The issue is the following: you can of course assign these addresses and use these within your lan and you can also set routes how ever you like to this network or more specific networks but chances are high that some operating system might treat them special because they are not intended for routing.
Also it might can be that if an (end user) os detects these addresses on its "lan" that maybe it will report issues to these users because for instance Microsoft Windows used these addresses for auto configuration on a lan without a router and or DHCP server.

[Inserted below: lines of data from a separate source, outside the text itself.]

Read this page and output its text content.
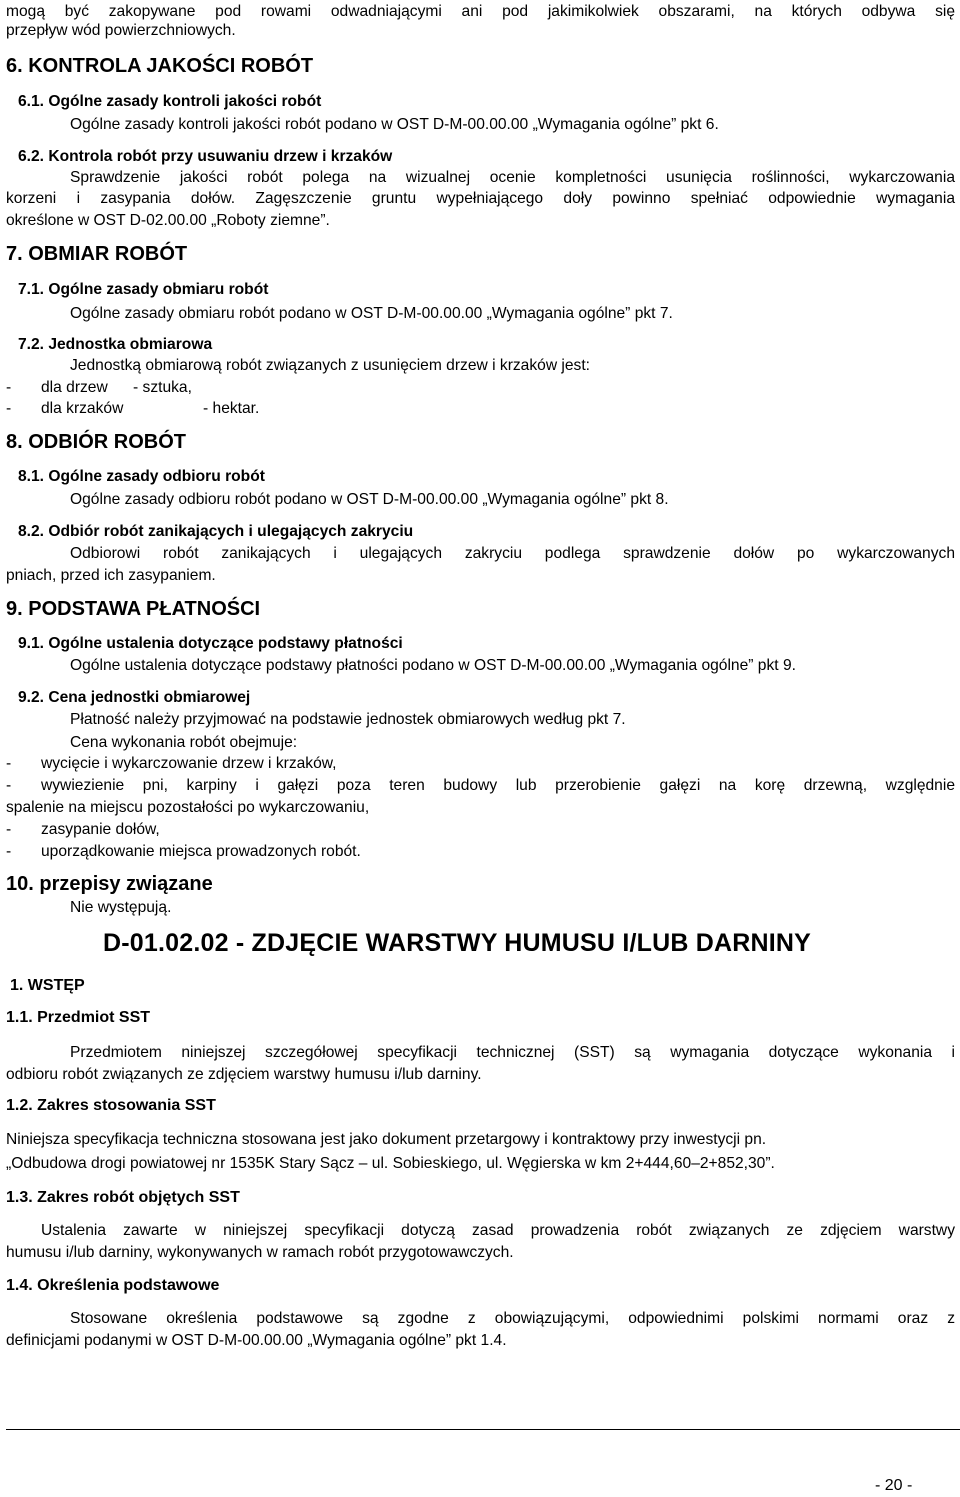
mogą być zakopywane pod rowami odwadniającymi ani pod jakimikolwiek obszarami, na których odbywa się
przepływ wód powierzchniowych.
6. KONTROLA JAKOŚCI ROBÓT
6.1. Ogólne zasady kontroli jakości robót
Ogólne zasady kontroli jakości robót podano w OST D-M-00.00.00 „Wymagania ogólne” pkt 6.
6.2. Kontrola robót przy usuwaniu drzew i krzaków
Sprawdzenie jakości robót polega na wizualnej ocenie kompletności usunięcia roślinności, wykarczowania
korzeni i zasypania dołów. Zagęszczenie gruntu wypełniającego doły powinno spełniać odpowiednie wymagania
określone w OST D-02.00.00 „Roboty ziemne”.
7. OBMIAR ROBÓT
7.1. Ogólne zasady obmiaru robót
Ogólne zasady obmiaru robót podano w OST D-M-00.00.00 „Wymagania ogólne” pkt 7.
7.2. Jednostka obmiarowa
Jednostką obmiarową robót związanych z usunięciem drzew i krzaków jest:
- dla drzew - sztuka,
- dla krzaków	- hektar.
8. ODBIÓR ROBÓT
8.1. Ogólne zasady odbioru robót
Ogólne zasady odbioru robót podano w OST D-M-00.00.00 „Wymagania ogólne” pkt 8.
8.2. Odbiór robót zanikających i ulegających zakryciu
Odbiorowi robót zanikających i ulegających zakryciu podlega sprawdzenie dołów po wykarczowanych
pniach, przed ich zasypaniem.
9. PODSTAWA PŁATNOŚCI
9.1. Ogólne ustalenia dotyczące podstawy płatności
Ogólne ustalenia dotyczące podstawy płatności podano w OST D-M-00.00.00 „Wymagania ogólne” pkt 9.
9.2. Cena jednostki obmiarowej
Płatność należy przyjmować na podstawie jednostek obmiarowych według pkt 7.
Cena wykonania robót obejmuje:
- wycięcie i wykarczowanie drzew i krzaków,
- wywiezienie pni, karpiny i gałęzi poza teren budowy lub przerobienie gałęzi na korę drzewną, względnie
spalenie na miejscu pozostałości po wykarczowaniu,
- zasypanie dołów,
- uporządkowanie miejsca prowadzonych robót.
10. przepisy związane
Nie występują.
D-01.02.02 - ZDJĘCIE WARSTWY HUMUSU I/LUB DARNINY
1. WSTĘP
1.1. Przedmiot SST
Przedmiotem niniejszej szczegółowej specyfikacji technicznej (SST) są wymagania dotyczące wykonania i
odbioru robót związanych ze zdjęciem warstwy humusu i/lub darniny.
1.2. Zakres stosowania SST
Niniejsza specyfikacja techniczna stosowana jest jako dokument przetargowy i kontraktowy przy inwestycji pn.
„Odbudowa drogi powiatowej nr 1535K Stary Sącz – ul. Sobieskiego, ul. Węgierska w km 2+444,60–2+852,30”.
1.3. Zakres robót objętych SST
Ustalenia zawarte w niniejszej specyfikacji dotyczą zasad prowadzenia robót związanych ze zdjęciem warstwy
humusu i/lub darniny, wykonywanych w ramach robót przygotowawczych.
1.4. Określenia podstawowe
Stosowane określenia podstawowe są zgodne z obowiązującymi, odpowiednimi polskimi normami oraz z
definicjami podanymi w OST D-M-00.00.00 „Wymagania ogólne” pkt 1.4.
- 20 -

Tldr rfc1918 offers plenty of useable private IPv4 space, just use that.

2 Likes
8

Thanks everyone! I finally resolved the issue, all feedback were correct and useful:
as @vgaetera, @psherman, and @_bernd suggested, just for macos the 169.254.* network address was problematic, so I remapped every hosts: it took a while to reconfigure services and clients...
And also the comment by @mk24 was critical: I deleted every static routes and just took advantage of the firewall zones.

I find this setup working for me:

image
image703×435 8.32 KB

Thanks again everyone! Really Really appreciated.

9

This topic was automatically closed 10 days after the last reply. New replies are no longer allowed.